È noto a tutti che Renzi ha dedicato alla scuola molta attenzione durante il cursus honorum che ha preceduto la sua inusuale ascesa al premierato. Intervenendo nella trasmissione di Fazio, “Che tempo che fa”, disse di voler coinvolgere famiglie, assessori, insegnanti. Disse di voler ridare autorevolezza agli insegnanti, che non sono dei “numerini da pagare alla fine del mese”. In Italia, aggiunse, “non si vuole bene all’insegnante come educatore. Quando si va al ricevimento si dà ragione ai figli, non all’insegnante”. Parole sacrosante, come quelle da lui dedicate alla scuola media: “Vorrei riformare la scuola in un orizzonte di vent’anni, a partire dalle scuole medie dove sono intrappolati nei banchi a sentire un programma che poi risentiranno alle superiori… La grande scommessa è scatafasciare il programma delle scuole medie sapendo che i ragazzi oggi sono pieni di informazioni ma hanno difficoltà di comprensione”.
Ora, è cosa opportuna entrare nell’agone della politica scolastica con un progetto. E gli spunti che abbiamo riportato sono sufficienti a denotare un interesse per la scuola curvato sugli educatori e sui contenuti effettivi dell’apprendimento dei ragazzi. Sta bene. Ma chiunque sia il ministro destinato a renderli operativi, non dovrebbe esimersi dalla constatazione di quanto è successo di recente, proprio nel momento in cui le parole del programma renziano elogiativo di scuola e insegnanti erano formulate. È accaduto che in una sorta di parabola evangelica applicata alla lettera (e perciò maliziosamente scorretta), a chi non aveva è stato tolto anche quello che aveva. Gli stipendi dei docenti, non lauti, si sono ulteriormente assottigliati con il blocco del contratto e degli scatti di anzianità; alle scuole che fanno il loro lavoro, il fondo nazionale per il miglioramento dell’offerta formativa già esile è stato drenato dal prelievo ad uso del recupero degli scatti medesimi.

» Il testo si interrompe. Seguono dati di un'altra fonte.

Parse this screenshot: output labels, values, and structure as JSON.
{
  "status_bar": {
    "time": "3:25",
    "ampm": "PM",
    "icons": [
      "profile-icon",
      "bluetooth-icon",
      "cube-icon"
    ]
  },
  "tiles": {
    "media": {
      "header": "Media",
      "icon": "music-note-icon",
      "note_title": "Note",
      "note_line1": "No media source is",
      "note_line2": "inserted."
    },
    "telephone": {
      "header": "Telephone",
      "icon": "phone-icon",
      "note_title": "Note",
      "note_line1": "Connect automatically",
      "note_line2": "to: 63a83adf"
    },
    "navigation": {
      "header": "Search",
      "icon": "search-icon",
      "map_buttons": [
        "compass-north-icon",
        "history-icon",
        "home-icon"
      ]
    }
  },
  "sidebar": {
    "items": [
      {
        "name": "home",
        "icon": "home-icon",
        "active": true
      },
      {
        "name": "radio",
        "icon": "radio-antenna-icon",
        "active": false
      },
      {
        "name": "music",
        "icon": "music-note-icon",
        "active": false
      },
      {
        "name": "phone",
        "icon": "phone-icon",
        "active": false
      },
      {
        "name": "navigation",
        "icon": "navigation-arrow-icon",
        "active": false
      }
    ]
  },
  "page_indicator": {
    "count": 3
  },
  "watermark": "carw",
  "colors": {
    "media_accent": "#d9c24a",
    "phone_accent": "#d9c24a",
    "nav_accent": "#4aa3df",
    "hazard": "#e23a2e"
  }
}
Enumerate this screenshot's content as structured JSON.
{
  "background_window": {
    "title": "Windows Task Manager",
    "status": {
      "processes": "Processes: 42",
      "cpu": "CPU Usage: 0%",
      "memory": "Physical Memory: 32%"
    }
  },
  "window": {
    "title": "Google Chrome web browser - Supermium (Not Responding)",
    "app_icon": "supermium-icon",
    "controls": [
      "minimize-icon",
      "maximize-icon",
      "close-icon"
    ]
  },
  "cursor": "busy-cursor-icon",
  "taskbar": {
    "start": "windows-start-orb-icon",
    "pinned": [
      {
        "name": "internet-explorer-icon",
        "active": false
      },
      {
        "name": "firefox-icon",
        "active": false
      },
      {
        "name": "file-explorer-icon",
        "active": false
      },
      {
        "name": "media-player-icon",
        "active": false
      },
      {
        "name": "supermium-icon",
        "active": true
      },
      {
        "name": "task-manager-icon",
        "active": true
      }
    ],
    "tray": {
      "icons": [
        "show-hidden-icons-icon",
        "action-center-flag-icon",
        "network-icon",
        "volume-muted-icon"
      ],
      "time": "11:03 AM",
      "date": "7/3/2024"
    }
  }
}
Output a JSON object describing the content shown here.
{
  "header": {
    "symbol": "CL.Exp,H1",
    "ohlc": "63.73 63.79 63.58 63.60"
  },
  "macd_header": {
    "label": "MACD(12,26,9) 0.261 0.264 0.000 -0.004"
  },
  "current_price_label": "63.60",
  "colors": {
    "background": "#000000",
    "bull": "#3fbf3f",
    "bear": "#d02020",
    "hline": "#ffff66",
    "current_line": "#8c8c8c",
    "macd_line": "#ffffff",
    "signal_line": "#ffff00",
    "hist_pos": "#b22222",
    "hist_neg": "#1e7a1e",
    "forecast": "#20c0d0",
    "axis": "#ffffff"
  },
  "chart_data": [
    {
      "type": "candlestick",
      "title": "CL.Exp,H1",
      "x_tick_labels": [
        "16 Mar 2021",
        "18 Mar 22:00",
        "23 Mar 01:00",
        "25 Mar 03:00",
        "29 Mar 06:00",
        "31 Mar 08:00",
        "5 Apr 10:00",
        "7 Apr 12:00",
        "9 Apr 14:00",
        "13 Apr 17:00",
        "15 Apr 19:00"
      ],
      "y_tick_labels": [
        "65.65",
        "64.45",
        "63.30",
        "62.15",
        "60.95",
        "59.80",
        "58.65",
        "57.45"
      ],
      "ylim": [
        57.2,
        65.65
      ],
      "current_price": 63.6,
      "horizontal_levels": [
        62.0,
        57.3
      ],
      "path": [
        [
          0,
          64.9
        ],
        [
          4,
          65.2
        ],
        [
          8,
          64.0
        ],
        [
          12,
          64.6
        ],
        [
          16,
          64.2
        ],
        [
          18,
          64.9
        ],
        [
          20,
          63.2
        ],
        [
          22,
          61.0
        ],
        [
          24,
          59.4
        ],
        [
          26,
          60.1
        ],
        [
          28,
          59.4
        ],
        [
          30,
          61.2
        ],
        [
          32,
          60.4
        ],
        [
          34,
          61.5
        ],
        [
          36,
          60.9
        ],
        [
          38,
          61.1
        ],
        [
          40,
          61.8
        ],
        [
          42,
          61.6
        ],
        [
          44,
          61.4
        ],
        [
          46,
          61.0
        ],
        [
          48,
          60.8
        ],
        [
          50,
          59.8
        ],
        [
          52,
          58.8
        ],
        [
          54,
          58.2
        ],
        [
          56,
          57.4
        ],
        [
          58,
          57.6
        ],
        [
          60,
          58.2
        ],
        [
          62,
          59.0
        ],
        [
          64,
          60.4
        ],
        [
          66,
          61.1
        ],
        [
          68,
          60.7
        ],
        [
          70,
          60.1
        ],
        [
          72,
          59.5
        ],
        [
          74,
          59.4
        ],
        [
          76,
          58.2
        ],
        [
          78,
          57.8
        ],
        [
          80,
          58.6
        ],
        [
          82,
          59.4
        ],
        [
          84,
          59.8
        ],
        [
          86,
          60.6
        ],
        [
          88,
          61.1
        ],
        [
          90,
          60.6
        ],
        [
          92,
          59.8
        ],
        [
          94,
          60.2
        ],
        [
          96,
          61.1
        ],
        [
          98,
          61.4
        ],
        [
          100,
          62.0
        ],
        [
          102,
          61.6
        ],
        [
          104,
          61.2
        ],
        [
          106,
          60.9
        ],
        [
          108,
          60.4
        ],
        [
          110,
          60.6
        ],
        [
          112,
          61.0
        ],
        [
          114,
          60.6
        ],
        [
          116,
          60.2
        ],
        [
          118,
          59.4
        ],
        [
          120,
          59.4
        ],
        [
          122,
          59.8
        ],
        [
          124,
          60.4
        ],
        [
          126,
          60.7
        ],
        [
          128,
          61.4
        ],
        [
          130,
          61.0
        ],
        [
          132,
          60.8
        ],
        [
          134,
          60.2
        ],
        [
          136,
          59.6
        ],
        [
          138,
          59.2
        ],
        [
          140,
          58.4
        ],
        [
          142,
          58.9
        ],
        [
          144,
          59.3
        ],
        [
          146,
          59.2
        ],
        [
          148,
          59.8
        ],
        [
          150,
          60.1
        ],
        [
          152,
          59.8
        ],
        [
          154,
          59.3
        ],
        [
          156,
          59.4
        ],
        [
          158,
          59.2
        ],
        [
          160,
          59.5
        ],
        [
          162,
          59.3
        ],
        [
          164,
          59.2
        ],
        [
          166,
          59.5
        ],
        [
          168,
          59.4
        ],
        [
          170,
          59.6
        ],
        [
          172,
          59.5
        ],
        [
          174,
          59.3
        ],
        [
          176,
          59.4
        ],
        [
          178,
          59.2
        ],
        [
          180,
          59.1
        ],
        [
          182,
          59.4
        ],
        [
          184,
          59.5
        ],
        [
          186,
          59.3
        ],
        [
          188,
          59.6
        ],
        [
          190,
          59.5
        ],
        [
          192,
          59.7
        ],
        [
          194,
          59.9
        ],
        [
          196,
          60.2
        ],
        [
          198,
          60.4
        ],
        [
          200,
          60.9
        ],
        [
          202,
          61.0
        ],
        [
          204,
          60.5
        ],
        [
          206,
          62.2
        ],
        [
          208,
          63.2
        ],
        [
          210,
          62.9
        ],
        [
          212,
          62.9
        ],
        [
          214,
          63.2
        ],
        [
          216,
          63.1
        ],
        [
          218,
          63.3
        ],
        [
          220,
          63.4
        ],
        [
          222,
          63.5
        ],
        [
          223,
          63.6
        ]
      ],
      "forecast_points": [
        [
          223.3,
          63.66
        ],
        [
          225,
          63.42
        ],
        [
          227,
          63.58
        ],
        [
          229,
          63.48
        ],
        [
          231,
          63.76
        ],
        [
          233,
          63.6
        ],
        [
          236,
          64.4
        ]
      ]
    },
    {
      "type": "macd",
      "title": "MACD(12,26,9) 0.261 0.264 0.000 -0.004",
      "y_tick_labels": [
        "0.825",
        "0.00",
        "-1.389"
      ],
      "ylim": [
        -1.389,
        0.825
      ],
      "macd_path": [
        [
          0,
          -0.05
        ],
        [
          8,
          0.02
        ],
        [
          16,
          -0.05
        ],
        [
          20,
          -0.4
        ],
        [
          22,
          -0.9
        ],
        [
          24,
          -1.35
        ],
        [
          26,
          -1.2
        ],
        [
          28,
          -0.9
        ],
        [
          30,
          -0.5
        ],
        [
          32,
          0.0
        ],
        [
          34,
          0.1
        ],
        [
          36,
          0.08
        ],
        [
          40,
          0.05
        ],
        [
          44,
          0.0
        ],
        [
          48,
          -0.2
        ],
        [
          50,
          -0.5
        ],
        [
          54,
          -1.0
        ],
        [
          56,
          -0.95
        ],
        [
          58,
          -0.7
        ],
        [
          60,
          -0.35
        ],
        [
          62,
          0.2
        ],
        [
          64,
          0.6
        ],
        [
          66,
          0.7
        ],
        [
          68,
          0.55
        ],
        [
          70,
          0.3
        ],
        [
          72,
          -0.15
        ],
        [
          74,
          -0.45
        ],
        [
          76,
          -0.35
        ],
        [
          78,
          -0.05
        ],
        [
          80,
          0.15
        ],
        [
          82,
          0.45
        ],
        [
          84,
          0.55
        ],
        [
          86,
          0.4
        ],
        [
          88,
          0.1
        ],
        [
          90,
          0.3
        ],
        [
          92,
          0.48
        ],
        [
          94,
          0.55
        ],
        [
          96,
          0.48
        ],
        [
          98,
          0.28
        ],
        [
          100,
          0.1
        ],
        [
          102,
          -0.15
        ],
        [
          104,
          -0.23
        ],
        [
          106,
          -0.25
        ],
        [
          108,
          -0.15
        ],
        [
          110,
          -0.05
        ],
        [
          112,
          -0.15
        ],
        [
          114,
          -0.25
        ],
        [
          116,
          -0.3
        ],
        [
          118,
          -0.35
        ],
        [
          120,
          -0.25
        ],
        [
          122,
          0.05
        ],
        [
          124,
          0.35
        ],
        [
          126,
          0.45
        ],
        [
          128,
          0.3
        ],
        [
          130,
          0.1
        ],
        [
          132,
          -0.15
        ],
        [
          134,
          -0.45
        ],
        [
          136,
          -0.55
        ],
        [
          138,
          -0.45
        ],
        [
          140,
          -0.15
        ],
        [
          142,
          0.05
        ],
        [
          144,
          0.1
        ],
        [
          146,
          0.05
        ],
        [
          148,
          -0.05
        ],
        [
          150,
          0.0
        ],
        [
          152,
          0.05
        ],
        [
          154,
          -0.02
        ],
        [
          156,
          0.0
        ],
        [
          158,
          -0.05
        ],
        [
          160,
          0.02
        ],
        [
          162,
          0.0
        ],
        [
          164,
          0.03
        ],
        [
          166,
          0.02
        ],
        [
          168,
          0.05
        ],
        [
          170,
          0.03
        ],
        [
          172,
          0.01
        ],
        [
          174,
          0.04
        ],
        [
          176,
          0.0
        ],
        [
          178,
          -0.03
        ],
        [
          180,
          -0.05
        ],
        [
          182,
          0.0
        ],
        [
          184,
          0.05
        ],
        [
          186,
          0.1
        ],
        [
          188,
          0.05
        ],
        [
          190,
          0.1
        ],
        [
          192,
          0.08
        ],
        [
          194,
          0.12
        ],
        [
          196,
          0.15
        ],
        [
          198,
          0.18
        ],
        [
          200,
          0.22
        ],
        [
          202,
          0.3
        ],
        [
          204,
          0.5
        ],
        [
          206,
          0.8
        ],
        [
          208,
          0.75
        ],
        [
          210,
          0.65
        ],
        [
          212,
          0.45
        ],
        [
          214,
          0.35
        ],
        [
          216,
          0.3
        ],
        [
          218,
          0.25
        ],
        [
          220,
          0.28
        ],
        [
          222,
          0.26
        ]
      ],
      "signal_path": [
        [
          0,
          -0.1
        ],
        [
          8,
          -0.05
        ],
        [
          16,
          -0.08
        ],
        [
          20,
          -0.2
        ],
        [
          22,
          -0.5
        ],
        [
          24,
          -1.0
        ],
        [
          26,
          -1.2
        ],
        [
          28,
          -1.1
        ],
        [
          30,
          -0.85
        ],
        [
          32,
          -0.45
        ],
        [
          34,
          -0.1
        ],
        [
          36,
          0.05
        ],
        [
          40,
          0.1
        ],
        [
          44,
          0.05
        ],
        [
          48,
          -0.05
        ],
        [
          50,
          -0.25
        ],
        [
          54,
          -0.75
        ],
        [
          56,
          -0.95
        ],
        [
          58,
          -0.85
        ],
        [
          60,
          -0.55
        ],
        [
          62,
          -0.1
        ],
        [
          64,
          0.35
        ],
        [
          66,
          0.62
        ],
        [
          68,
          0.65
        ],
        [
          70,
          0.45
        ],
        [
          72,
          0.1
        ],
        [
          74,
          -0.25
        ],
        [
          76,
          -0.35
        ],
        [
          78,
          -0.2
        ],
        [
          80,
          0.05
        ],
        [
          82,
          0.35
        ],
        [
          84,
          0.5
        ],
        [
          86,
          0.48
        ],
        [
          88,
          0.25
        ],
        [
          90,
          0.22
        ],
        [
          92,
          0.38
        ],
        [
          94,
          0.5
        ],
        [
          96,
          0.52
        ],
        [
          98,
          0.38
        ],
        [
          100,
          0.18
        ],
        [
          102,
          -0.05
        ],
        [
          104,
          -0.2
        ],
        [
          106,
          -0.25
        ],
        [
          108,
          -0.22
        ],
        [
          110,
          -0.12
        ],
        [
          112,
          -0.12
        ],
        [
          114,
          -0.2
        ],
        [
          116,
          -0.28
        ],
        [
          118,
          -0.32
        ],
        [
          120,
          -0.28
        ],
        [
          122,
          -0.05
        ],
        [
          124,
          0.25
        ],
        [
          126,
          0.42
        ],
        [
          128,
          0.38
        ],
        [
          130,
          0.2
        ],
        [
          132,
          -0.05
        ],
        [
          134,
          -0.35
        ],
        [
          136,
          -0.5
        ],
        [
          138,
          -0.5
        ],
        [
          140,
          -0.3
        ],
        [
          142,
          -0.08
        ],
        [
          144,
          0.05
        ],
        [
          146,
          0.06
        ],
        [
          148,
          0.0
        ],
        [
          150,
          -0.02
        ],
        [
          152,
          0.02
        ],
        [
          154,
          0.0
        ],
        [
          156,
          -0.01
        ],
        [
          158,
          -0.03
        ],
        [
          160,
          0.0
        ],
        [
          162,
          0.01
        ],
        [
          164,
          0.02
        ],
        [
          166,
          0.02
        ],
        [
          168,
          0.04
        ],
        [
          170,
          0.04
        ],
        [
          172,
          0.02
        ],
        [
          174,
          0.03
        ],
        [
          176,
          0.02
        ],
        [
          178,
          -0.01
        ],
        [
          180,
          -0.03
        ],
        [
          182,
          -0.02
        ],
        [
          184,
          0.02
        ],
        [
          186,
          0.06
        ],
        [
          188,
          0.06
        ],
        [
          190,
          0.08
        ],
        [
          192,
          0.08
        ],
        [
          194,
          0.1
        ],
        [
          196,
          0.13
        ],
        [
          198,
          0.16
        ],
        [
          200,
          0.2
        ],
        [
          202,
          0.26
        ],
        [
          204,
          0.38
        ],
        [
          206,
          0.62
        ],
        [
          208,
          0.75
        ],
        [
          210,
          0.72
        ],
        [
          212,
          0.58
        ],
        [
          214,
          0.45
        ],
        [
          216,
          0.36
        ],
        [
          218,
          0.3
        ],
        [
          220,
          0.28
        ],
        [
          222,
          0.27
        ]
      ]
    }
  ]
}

Per accennare al piano dei profili formativi, anche in questo ambito occorre focalizzare il fenomeno dell’impoverimento di una tradizione culturale nostrana basata sull’implicazione del docente in ciò che comunica (sapere ed essere sono la stessa cosa) ad opera di procedure standardizzate, scopiazzate dall’Europa, che si riproducono da scuola e scuola, spesso in modo acritico: i nostri sono i tempi della legalità ridotta spesso a retorica e delle lingue straniere che si apprendono in molti casi senza la dovuta attenzione all’apporto che per la vita reale hanno le forme storico-linguistiche che sottendono.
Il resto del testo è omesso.